Screen time, alcohol and poor sleep for girls: How the pandemic impacts our teens

Peer-Reviewed Publication

University of Sydney

Australian teens had overall improvements in sleep over the two years and some improvements in dietary choices during lockdown, however these were offset by increases in already concerning levels of screen time and worrying trends of alcohol use and poor sleep among girls.

Led by the University of Sydney and published in BMJ Open today, the study adds important new data to the growing chorus of concern around the long-term impacts of COVID-19 on young people. It also emphasises the importance of tailoring support and interventions to address specific concerns and groups – such as adolescent girls – who appear to be most impacted.

“We know these lifestyle risk behaviours are common among young people, but we also know they are key predictors of chronic diseases later in life, such as cancer, cardiovascular disease and mental disorders,” said lead author Dr Lauren Gardner, Research Fellow at the Matilda Centre for Research Excellence in Mental Health and Substance Use in the Faculty of Medicine and Health.

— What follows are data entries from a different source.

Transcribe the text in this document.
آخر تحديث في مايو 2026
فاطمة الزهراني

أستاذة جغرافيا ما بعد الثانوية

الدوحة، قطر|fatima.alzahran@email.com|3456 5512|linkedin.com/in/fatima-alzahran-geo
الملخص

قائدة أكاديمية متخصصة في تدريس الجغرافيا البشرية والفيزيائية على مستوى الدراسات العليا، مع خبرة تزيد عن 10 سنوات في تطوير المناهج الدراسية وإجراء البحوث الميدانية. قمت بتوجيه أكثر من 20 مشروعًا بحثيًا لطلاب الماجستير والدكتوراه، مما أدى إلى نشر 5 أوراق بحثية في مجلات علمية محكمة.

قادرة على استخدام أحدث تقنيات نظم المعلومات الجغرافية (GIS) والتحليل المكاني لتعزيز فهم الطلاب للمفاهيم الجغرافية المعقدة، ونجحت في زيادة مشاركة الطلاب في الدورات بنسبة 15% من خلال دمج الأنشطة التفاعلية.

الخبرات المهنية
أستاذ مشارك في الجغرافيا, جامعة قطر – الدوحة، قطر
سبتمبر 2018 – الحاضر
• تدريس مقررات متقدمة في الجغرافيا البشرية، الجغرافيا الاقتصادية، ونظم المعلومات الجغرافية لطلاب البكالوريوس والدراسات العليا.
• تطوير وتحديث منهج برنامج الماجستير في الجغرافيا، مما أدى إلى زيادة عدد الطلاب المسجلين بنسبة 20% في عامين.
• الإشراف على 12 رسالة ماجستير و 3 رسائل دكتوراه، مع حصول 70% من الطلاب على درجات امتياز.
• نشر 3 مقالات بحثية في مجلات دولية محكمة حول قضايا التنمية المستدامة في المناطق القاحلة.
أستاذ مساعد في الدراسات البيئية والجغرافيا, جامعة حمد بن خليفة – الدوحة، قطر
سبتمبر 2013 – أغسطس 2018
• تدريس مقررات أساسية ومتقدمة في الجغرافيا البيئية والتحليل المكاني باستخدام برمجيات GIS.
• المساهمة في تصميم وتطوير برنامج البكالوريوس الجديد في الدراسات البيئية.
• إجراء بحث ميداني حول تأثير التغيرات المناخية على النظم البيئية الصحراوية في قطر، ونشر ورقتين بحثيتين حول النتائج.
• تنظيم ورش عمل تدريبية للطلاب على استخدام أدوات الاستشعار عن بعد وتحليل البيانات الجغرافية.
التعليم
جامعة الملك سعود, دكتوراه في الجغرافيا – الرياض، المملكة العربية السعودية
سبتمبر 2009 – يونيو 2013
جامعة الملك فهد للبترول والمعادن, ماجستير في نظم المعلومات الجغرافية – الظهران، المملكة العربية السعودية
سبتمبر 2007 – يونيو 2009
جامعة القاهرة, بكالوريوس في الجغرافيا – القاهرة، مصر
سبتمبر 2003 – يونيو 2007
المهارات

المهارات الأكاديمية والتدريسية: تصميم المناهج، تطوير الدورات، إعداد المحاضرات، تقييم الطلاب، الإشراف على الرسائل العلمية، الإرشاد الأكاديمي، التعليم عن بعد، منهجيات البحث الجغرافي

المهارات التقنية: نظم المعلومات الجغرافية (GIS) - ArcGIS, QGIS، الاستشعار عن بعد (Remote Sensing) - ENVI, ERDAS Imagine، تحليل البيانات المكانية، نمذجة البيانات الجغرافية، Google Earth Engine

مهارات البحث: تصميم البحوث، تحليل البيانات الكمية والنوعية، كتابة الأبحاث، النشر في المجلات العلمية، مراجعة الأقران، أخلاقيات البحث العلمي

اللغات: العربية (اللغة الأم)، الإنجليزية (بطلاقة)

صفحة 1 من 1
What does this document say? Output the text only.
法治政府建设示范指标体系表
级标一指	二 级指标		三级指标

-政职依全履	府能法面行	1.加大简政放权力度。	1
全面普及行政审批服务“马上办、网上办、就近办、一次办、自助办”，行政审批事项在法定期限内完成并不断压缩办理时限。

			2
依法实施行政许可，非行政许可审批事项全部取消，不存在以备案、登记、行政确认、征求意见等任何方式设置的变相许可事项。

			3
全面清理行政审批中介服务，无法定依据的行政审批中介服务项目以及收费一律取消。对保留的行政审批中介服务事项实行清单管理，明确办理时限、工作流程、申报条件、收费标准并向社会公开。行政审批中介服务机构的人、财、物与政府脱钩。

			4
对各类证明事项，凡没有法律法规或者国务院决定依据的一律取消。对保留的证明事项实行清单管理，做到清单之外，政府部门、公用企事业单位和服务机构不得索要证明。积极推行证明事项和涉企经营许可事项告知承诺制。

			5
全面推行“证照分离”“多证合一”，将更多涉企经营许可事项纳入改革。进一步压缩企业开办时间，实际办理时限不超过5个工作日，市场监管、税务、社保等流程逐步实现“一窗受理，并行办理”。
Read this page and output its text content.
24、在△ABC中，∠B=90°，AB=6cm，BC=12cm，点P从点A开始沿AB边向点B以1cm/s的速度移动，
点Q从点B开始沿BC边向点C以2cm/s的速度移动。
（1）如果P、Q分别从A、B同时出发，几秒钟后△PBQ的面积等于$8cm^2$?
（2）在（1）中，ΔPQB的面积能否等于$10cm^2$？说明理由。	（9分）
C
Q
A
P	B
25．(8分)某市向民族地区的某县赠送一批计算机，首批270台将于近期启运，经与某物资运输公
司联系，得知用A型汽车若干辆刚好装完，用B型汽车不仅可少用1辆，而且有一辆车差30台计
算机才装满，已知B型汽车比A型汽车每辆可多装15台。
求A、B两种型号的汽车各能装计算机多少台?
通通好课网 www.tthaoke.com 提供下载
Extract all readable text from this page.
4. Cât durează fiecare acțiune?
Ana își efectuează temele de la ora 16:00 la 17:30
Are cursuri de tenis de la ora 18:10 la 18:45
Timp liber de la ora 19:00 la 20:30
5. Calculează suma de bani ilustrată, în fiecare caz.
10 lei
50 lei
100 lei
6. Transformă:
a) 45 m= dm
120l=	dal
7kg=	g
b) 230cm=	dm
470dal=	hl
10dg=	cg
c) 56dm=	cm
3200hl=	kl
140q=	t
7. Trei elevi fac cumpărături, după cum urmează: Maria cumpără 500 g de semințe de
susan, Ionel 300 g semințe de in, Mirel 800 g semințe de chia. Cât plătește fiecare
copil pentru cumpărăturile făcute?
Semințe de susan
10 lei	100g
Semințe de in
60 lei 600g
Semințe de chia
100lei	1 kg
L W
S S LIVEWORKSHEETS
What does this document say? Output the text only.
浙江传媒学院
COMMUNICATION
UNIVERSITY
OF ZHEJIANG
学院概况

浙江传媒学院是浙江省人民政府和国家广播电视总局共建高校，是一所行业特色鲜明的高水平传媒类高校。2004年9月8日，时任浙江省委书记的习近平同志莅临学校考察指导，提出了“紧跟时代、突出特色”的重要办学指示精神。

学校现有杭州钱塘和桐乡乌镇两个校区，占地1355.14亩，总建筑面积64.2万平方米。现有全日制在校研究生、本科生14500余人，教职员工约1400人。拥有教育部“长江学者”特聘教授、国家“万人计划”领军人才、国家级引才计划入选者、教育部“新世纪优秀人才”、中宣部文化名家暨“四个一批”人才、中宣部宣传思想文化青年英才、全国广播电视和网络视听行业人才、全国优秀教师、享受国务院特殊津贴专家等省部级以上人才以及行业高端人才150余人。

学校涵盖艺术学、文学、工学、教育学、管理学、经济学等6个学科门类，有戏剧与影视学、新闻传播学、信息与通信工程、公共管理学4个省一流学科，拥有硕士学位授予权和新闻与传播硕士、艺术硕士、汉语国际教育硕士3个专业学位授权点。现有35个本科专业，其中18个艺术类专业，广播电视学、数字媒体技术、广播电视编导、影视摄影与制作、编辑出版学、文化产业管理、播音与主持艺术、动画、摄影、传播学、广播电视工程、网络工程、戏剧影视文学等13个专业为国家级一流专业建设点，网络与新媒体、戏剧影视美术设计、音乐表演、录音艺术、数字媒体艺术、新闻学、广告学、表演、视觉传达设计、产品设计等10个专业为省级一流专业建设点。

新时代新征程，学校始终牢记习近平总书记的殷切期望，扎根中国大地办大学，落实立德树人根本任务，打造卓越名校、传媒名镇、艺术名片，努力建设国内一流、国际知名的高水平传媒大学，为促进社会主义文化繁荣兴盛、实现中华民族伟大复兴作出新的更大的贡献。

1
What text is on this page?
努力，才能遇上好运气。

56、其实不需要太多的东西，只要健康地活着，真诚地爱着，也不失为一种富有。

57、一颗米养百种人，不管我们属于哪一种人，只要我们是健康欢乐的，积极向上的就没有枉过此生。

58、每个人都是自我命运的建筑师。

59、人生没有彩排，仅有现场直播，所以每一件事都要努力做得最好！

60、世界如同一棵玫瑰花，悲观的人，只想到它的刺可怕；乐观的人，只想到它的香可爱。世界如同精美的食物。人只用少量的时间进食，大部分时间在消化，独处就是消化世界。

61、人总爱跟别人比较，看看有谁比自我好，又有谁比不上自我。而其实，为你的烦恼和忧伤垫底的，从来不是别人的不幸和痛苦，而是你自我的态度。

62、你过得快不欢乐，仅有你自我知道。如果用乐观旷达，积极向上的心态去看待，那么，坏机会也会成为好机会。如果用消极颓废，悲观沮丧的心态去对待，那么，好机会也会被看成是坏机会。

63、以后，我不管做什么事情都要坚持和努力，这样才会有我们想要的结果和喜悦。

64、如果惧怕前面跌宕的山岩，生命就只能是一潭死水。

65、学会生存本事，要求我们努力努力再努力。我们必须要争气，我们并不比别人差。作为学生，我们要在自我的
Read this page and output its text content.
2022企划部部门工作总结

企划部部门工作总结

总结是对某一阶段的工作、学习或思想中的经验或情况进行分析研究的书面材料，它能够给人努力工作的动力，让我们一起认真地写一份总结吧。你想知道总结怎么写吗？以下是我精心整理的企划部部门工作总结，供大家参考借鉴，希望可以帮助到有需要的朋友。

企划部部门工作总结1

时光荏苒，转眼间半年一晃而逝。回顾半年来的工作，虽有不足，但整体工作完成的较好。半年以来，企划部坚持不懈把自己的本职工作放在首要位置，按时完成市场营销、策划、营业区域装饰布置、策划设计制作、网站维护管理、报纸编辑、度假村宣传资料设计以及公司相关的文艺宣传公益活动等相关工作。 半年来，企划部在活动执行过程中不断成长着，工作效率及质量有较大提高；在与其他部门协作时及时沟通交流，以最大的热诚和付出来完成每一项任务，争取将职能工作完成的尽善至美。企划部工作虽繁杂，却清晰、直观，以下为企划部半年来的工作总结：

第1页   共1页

“It’s important that we understand how to best support young Australians moving forward, regardless of the course of the pandemic, and invest in prevention and health promotion activities.”

About the study

The research drew on self-reported longitudinal survey data from 983 Australian adolescents (average age 12.6 years at baseline) enrolled in the The Health4Life Study.

It analysed data over a two-year period from before (2019) to during the COVID-19 pandemic (2021) – looking at the ‘Big 6’ health behaviours: diet, physical activity, recreational screen time, sleep and alcohol and tobacco use.

The researchers also examined if differences over time were associated with gender and lockdown status across three Australian states - New South Wales, Queensland and Western Australia.

Key findings:
•    Compared to pre-pandemic levels, there were increases in the prevalence of excessive recreational screen time (86% to 94%), insufficient fruit intake (20% to 30%), and increased alcohol (2% to 10%) and tobacco use (1% to 4%)*.
•    Overall, the prevalence of insufficient sleep decreased over the two-year period (by 26%), regardless of lockdown status.
•    Being in lockdown was associated with improvements in sugar sweetened beverage consumption (39% lower than those not in lockdown) and discretionary food intake (27% lower than those not in lockdown).
•    For females, there was an increase in the prevalence of insufficient sleep (24% higher than males) and alcohol use* (134% higher than males).
•    Although the prevalence of insufficient physical activity and insufficient vegetable intake did not change over time, nor were there differences based on lockdown status, these behaviours remain concerning, with 82% not achieving 60 minutes of moderate-to-vigorous physical activity per day and 84% not eating the recommended five serves of vegetables per day.

*The increase in alcohol and tobacco use over time was expected as the cohort aged and remained relatively low, however, the greater increase in alcohol use among females was unexpected.

“The Health4Life study gave us a unique opportunity to assess changes in key health behaviours in a large and geographically diverse sample. Due to Australia’s state-based public health restrictions, approximately one-third of the sample was subjected to the Greater Sydney stay-at-home orders at the second time point, allowing us to look at how different levels of restrictions impacted these behaviours,” said Dr Gardner.

Comparison to the international experience

Director of the Matilda Centre, Professor Maree Teesson said the new study reinforces other international research highlighting the varied impact of the COVD-19 pandemic across countries and within regions.

“The full extent of the impact of the pandemic on children and young people is being recognised internationally. This study is the first to examine those impacts on Australian teens,” said Professor Teesson.

“We need a COVID recovery plan – as proposed by Australia’s Mental Health Think Tank - that helps our young people get back on track for a healthier future.”

“Supporting young people to improve or maintain positive health behaviours is important.  Research such as this can help us start to understand the interplay between health behaviours and mental health to ensure we provide targeted interventions to those who need it the most.”